Le troisieme système sur la liberté est celui de ceux qui prétendent que l’homme a une liberté qu’ils appellent d’indifférence, c’est-à-dire que dans les déterminations libres de la volonté, l’ame ne choisit point en conséquence des motifs, mais qu’elle n’est pas plus portée pour le oui que pour le non, & qu’elle choisit uniquement par un effet de son activité, sans qu’il y ait aucune raison de son choix, sinon qu’elle l’a voulu.

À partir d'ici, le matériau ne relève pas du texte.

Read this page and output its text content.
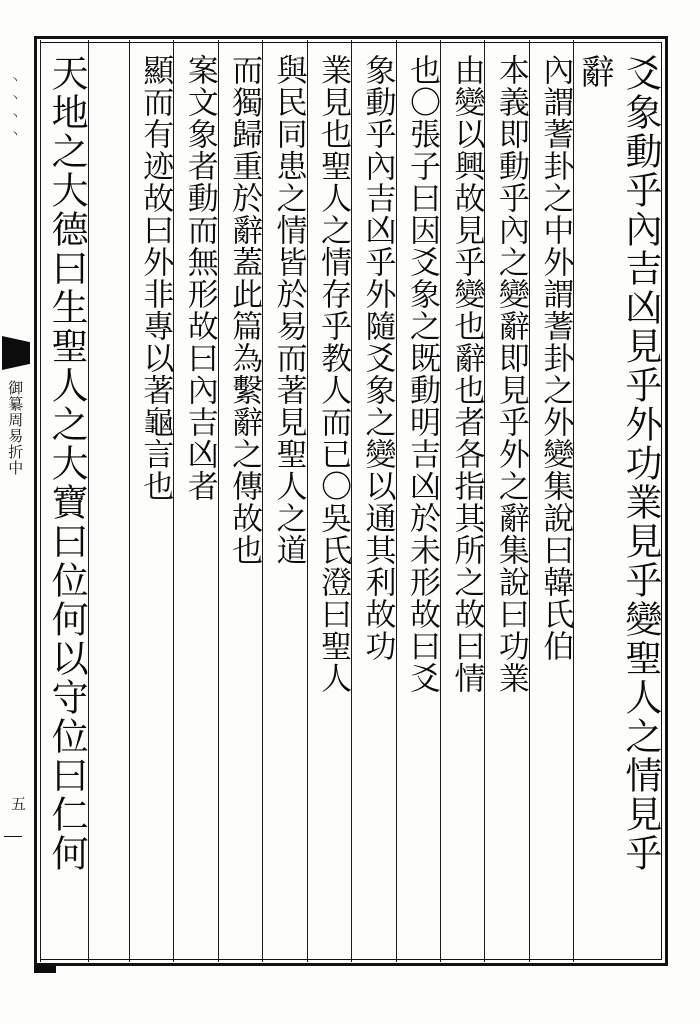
丶丶丶丶
御纂周易折中
五	爻象動乎內吉凶見乎外功業見乎變聖人之情見乎
辭
內謂蓍卦之中外謂蓍卦之外變集說曰韓氏伯
本義即動乎內之變辭即見乎外之辭集說曰功業
由變以興故見乎變也辭也者各指其所之故曰情
也〇張子曰因爻象之既動明吉凶於未形故曰爻
象動乎內吉凶乎外隨爻象之變以通其利故功
業見也聖人之情存乎教人而已〇吳氏澄曰聖人
與民同患之情皆於易而著見聖人之道
而獨歸重於辭蓋此篇為繫辭之傳故也
案文象者動而無形故曰內吉凶者
顯而有迹故曰外非專以著龜言也
天地之大德曰生聖人之大寶曰位何以守位曰仁何
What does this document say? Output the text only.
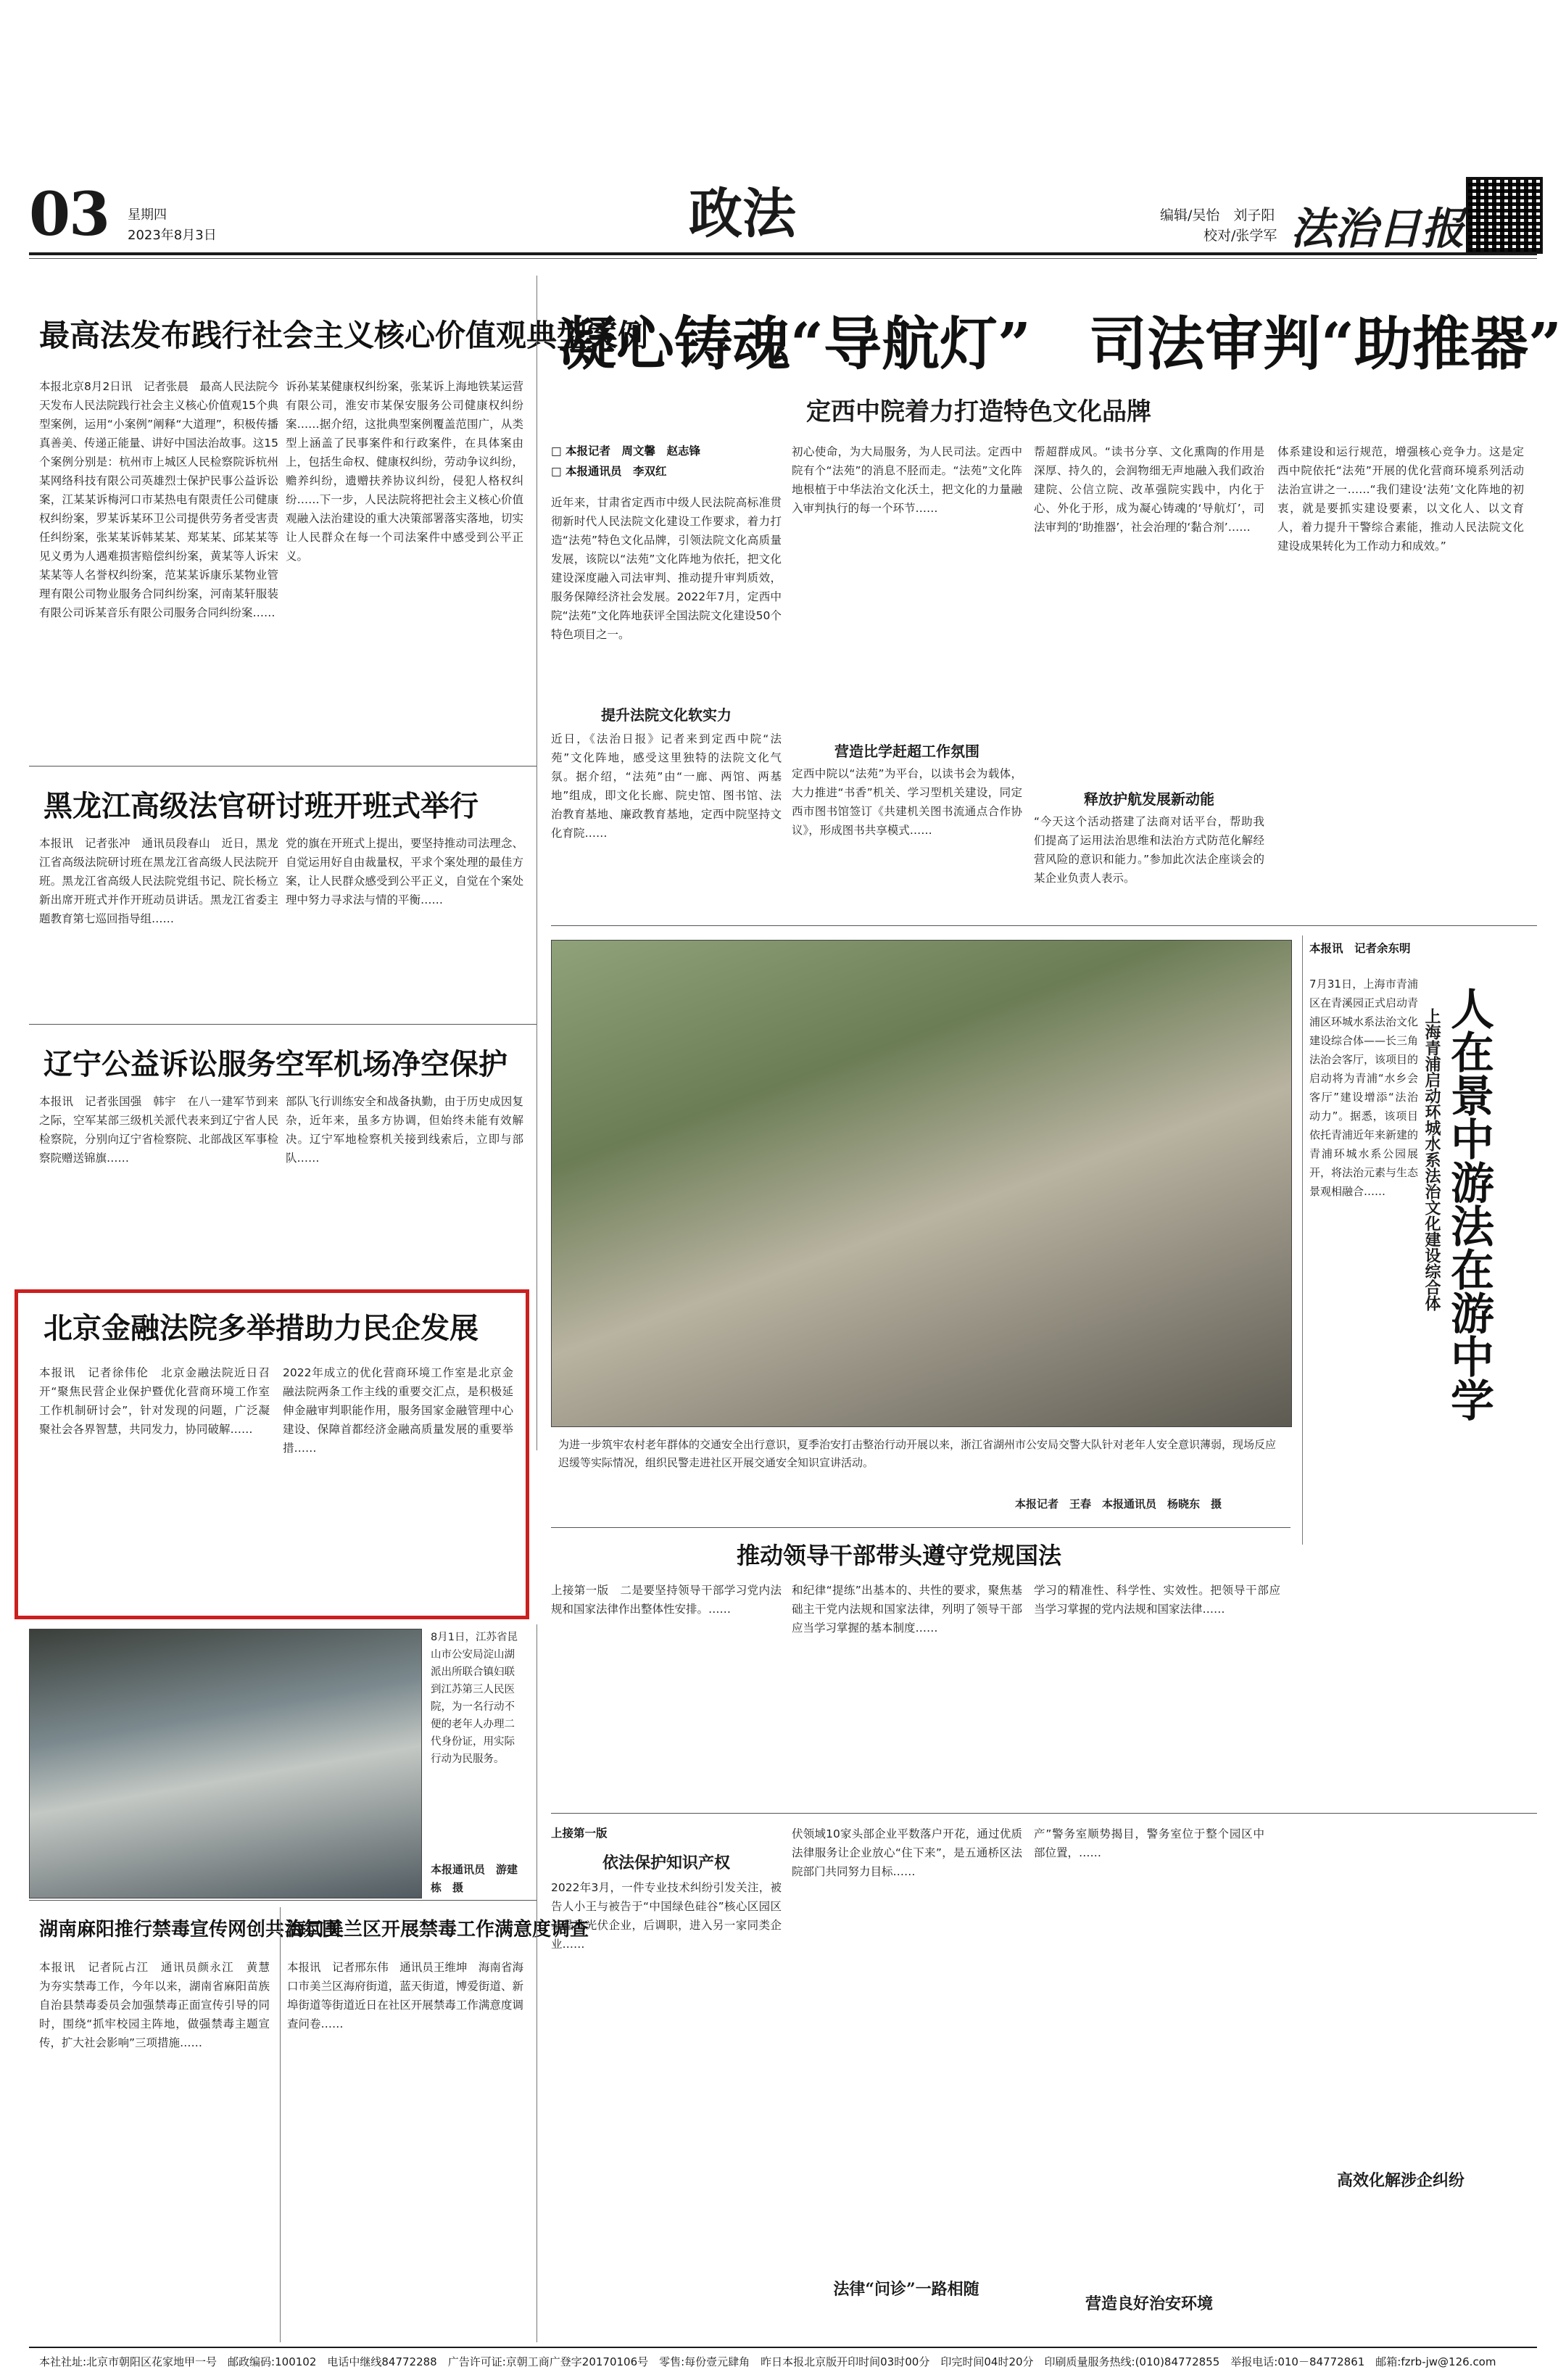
03 星期四
2023年8月3日	政法	编辑/吴怡　刘子阳
校对/张学军 法治日报
最高法发布践行社会主义核心价值观典型案例
本报北京8月2日讯　记者张晨　最高人民法院今天发布人民法院践行社会主义核心价值观15个典型案例，运用“小案例”阐释“大道理”，积极传播真善美、传递正能量、讲好中国法治故事。这15个案例分别是：杭州市上城区人民检察院诉杭州某网络科技有限公司英雄烈士保护民事公益诉讼案，江某某诉梅河口市某热电有限责任公司健康权纠纷案，罗某诉某环卫公司提供劳务者受害责任纠纷案，张某某诉韩某某、郑某某、邱某某等见义勇为人遇难损害赔偿纠纷案，黄某等人诉宋某某等人名誉权纠纷案，范某某诉康乐某物业管理有限公司物业服务合同纠纷案，河南某轩服装有限公司诉某音乐有限公司服务合同纠纷案……
诉孙某某健康权纠纷案，张某诉上海地铁某运营有限公司，淮安市某保安服务公司健康权纠纷案……据介绍，这批典型案例覆盖范围广，从类型上涵盖了民事案件和行政案件，在具体案由上，包括生命权、健康权纠纷，劳动争议纠纷，赡养纠纷，遗赠扶养协议纠纷，侵犯人格权纠纷……下一步，人民法院将把社会主义核心价值观融入法治建设的重大决策部署落实落地，切实让人民群众在每一个司法案件中感受到公平正义。
凝心铸魂“导航灯”　司法审判“助推器”
定西中院着力打造特色文化品牌
□ 本报记者　周文馨　赵志锋
□ 本报通讯员　李双红
近年来，甘肃省定西市中级人民法院高标准贯彻新时代人民法院文化建设工作要求，着力打造“法苑”特色文化品牌，引领法院文化高质量发展，该院以“法苑”文化阵地为依托，把文化建设深度融入司法审判、推动提升审判质效，服务保障经济社会发展。2022年7月，定西中院“法苑”文化阵地获评全国法院文化建设50个特色项目之一。
提升法院文化软实力
近日，《法治日报》记者来到定西中院“法苑”文化阵地，感受这里独特的法院文化气氛。据介绍，“法苑”由“一廊、两馆、两基地”组成，即文化长廊、院史馆、图书馆、法治教育基地、廉政教育基地，定西中院坚持文化育院……
初心使命，为大局服务，为人民司法。定西中院有个“法苑”的消息不胫而走。“法苑”文化阵地根植于中华法治文化沃土，把文化的力量融入审判执行的每一个环节……
营造比学赶超工作氛围
定西中院以“法苑”为平台，以读书会为载体，大力推进“书香”机关、学习型机关建设，同定西市图书馆签订《共建机关图书流通点合作协议》，形成图书共享模式……
帮超群成风。“读书分享、文化熏陶的作用是深厚、持久的，会润物细无声地融入我们政治建院、公信立院、改革强院实践中，内化于心、外化于形，成为凝心铸魂的‘导航灯’，司法审判的‘助推器’，社会治理的‘黏合剂’……
释放护航发展新动能
“今天这个活动搭建了法商对话平台，帮助我们提高了运用法治思维和法治方式防范化解经营风险的意识和能力。”参加此次法企座谈会的某企业负责人表示。
体系建设和运行规范，增强核心竞争力。这是定西中院依托“法苑”开展的优化营商环境系列活动法治宣讲之一……“我们建设‘法苑’文化阵地的初衷，就是要抓实建设要素，以文化人、以文育人，着力提升干警综合素能，推动人民法院文化建设成果转化为工作动力和成效。”
黑龙江高级法官研讨班开班式举行
本报讯　记者张冲　通讯员段春山　近日，黑龙江省高级法院研讨班在黑龙江省高级人民法院开班。黑龙江省高级人民法院党组书记、院长杨立新出席开班式并作开班动员讲话。黑龙江省委主题教育第七巡回指导组……
党的旗在开班式上提出，要坚持推动司法理念、自觉运用好自由裁量权，平求个案处理的最佳方案，让人民群众感受到公平正义，自觉在个案处理中努力寻求法与情的平衡……
辽宁公益诉讼服务空军机场净空保护
本报讯　记者张国强　韩宇　在八一建军节到来之际，空军某部三级机关派代表来到辽宁省人民检察院，分别向辽宁省检察院、北部战区军事检察院赠送锦旗……
部队飞行训练安全和战备执勤，由于历史成因复杂，近年来，虽多方协调，但始终未能有效解决。辽宁军地检察机关接到线索后，立即与部队……
北京金融法院多举措助力民企发展
本报讯　记者徐伟伦　北京金融法院近日召开“聚焦民营企业保护暨优化营商环境工作室工作机制研讨会”，针对发现的问题，广泛凝聚社会各界智慧，共同发力，协同破解……
2022年成立的优化营商环境工作室是北京金融法院两条工作主线的重要交汇点，是积极延伸金融审判职能作用，服务国家金融管理中心建设、保障首都经济金融高质量发展的重要举措……	为进一步筑牢农村老年群体的交通安全出行意识，夏季治安打击整治行动开展以来，浙江省湖州市公安局交警大队针对老年人安全意识薄弱，现场反应迟缓等实际情况，组织民警走进社区开展交通安全知识宣讲活动。
本报记者　王春　本报通讯员　杨晓东　摄
本报讯　记者余东明
7月31日，上海市青浦区在青溪园正式启动青浦区环城水系法治文化建设综合体——长三角法治会客厅，该项目的启动将为青浦“水乡会客厅”建设增添“法治动力”。据悉，该项目依托青浦近年来新建的青浦环城水系公园展开，将法治元素与生态景观相融合……	人在景中游法在游中学
上海青浦启动环城水系法治文化建设综合体
推动领导干部带头遵守党规国法
上接第一版　二是要坚持领导干部学习党内法规和国家法律作出整体性安排。……
和纪律“提练”出基本的、共性的要求，聚焦基础主干党内法规和国家法律，列明了领导干部应当学习掌握的基本制度……
学习的精准性、科学性、实效性。把领导干部应当学习掌握的党内法规和国家法律……
8月1日，江苏省昆山市公安局淀山湖派出所联合镇妇联到江苏第三人民医院，为一名行动不便的老年人办理二代身份证，用实际行动为民服务。
本报通讯员　游建栋　摄
上接第一版
依法保护知识产权
2022年3月，一件专业技术纠纷引发关注，被告人小王与被告于“中国绿色硅谷”核心区园区某晶硅光伏企业，后调职，进入另一家同类企业……
伏领域10家头部企业平数落户开花，通过优质法律服务让企业放心“住下来”，是五通桥区法院部门共同努力目标……
法律“问诊”一路相随
产”警务室顺势揭目，警务室位于整个园区中部位置，……
营造良好治安环境
高效化解涉企纠纷
湖南麻阳推行禁毒宣传网创共治氛围
本报讯　记者阮占江　通讯员颜永江　黄慧　为夯实禁毒工作，今年以来，湖南省麻阳苗族自治县禁毒委员会加强禁毒正面宣传引导的同时，围绕“抓牢校园主阵地，做强禁毒主题宣传，扩大社会影响”三项措施……
海口美兰区开展禁毒工作满意度调查
本报讯　记者邢东伟　通讯员王维坤　海南省海口市美兰区海府街道，蓝天街道，博爱街道、新埠街道等街道近日在社区开展禁毒工作满意度调查问卷……
本社社址:北京市朝阳区花家地甲一号　邮政编码:100102　电话中继线84772288　广告许可证:京朝工商广登字20170106号　零售:每份壹元肆角　昨日本报北京版开印时间03时00分　印完时间04时20分　印刷质量服务热线:(010)84772855　举报电话:010－84772861　邮箱:fzrb-jw@126.com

Ce qu’il y a de certain, c’est, 1°. qu’il n’y a point en Dieu de liberté d’équilibre ou d’indifférence. Un être tel que Dieu, qui se représente avec le plus grand degré de précision les différences infiniment petites des choses, voit sans doute le bon, le mauvais, le meilleur, & ne sauroit vouloir que conformément à ce qu’il voit ; car autrement ou il agiroit sans raison ou contre la raison, deux suppositions également injurieuses. Dieu suit donc toujours les idées que son entendement infini lui présente comme préférables aux autres ; il choisit entre plusieurs plans possibles le meilleur ; il ne veut & ne fait rien que par des raisons suffisantes fondées sur la nature des êtres & sur ses divins attributs.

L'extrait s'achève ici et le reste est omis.